Using the Euclidean algorithm for $\frac{3}{8}$ we have, $ \begin{align*} 3&=8(0)+3\\ 8&=3(2)+2\\ 3&=2(1)+1\\ 2&=1(2)+0 \end{align*} $ and we take the quotients as our convergents $q_1=0$, $q_2=2$, $q_3=1$, and $q_4=2$. Sometimes it's useful to look at only the first few convergents. For hand computation I've been using the following (albit odd) method.
$ \begin{array}{cc|ccc} \,&\,&0&2&1&2\\ \hline 0&1&0&1&1&3\\ 1&0&1&2&3&8 \end{array} $
The top row lists the quotients. The 0 in row two is computed by $0(0)+1=0$. Then moving right, $2(0)+1=1$. Then, $1(1)+0=1$. Then, $2(1)+1=3$. The third row always starts with 1. Here, $0(0)+1=1$. Then, $2(1)+0=2$ and $1(2)+1=3$, finally $2(3)+2=8$.

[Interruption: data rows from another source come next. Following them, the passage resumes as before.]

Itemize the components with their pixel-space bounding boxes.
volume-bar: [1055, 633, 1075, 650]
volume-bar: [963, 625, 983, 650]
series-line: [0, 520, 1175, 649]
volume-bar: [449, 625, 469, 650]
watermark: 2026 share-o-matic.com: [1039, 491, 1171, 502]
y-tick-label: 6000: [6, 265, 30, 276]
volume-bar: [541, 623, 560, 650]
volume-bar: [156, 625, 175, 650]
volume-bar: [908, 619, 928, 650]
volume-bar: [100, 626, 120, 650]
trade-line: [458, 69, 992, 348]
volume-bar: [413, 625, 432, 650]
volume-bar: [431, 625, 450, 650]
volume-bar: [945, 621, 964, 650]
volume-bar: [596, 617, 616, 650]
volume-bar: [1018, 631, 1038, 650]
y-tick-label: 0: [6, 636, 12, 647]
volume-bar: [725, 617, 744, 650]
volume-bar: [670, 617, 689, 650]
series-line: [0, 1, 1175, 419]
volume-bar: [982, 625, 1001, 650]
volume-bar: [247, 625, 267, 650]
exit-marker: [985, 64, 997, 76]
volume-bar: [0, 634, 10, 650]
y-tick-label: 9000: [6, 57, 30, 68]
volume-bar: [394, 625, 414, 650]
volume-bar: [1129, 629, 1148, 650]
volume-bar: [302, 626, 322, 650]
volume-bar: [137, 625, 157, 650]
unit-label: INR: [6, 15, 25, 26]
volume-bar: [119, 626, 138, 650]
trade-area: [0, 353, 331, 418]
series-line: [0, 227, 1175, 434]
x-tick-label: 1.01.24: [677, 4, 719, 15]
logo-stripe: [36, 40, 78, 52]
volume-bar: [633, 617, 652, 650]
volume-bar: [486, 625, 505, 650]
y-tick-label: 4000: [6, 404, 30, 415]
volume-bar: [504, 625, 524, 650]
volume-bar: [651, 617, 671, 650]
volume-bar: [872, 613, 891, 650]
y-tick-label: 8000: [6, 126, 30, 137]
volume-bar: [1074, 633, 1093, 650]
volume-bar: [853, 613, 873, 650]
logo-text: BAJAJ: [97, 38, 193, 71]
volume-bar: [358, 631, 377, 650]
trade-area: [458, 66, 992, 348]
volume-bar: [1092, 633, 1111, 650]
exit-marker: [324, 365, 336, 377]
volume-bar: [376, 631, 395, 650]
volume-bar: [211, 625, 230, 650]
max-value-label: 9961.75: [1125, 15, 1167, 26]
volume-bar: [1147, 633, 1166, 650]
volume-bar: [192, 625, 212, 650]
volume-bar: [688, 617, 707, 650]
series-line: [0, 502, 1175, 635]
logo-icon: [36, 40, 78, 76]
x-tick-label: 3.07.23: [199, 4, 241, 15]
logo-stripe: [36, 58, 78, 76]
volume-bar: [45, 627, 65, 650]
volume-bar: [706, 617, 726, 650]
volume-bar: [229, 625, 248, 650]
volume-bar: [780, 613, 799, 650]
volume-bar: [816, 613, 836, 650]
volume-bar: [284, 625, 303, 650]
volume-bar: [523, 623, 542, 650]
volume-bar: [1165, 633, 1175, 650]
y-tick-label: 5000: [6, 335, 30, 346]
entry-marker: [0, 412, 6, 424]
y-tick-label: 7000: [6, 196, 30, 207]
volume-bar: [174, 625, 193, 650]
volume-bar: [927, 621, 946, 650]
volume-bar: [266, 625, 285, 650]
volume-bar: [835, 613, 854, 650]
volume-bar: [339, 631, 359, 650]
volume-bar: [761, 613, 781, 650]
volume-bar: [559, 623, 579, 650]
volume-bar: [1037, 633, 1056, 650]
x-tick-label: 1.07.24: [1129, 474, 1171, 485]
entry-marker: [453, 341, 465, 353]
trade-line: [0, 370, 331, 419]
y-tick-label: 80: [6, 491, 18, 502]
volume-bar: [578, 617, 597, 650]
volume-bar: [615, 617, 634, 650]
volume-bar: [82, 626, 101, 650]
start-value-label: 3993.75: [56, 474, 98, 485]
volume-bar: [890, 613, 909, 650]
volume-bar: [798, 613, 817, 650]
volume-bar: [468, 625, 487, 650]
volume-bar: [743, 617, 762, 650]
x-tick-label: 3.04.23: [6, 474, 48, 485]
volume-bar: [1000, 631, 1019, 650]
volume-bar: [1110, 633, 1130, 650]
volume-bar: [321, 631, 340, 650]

In general, taking the top and bottom number under one of the quotients (or convergents) gives the fraction up to that point. That is, $\frac{1}{3}=0+\cfrac{1}{2+\cfrac{1}{1}}$ and using them all gives the orignal fraction $\frac{3}{8}$.
Finally, the last chunk of 4 numbers, "take the diagonal" note $1(8)-3(3)=-1$ and $3(3)-1(8)=1$. In general for a fraction one of those diagonals is the (positive) GCD.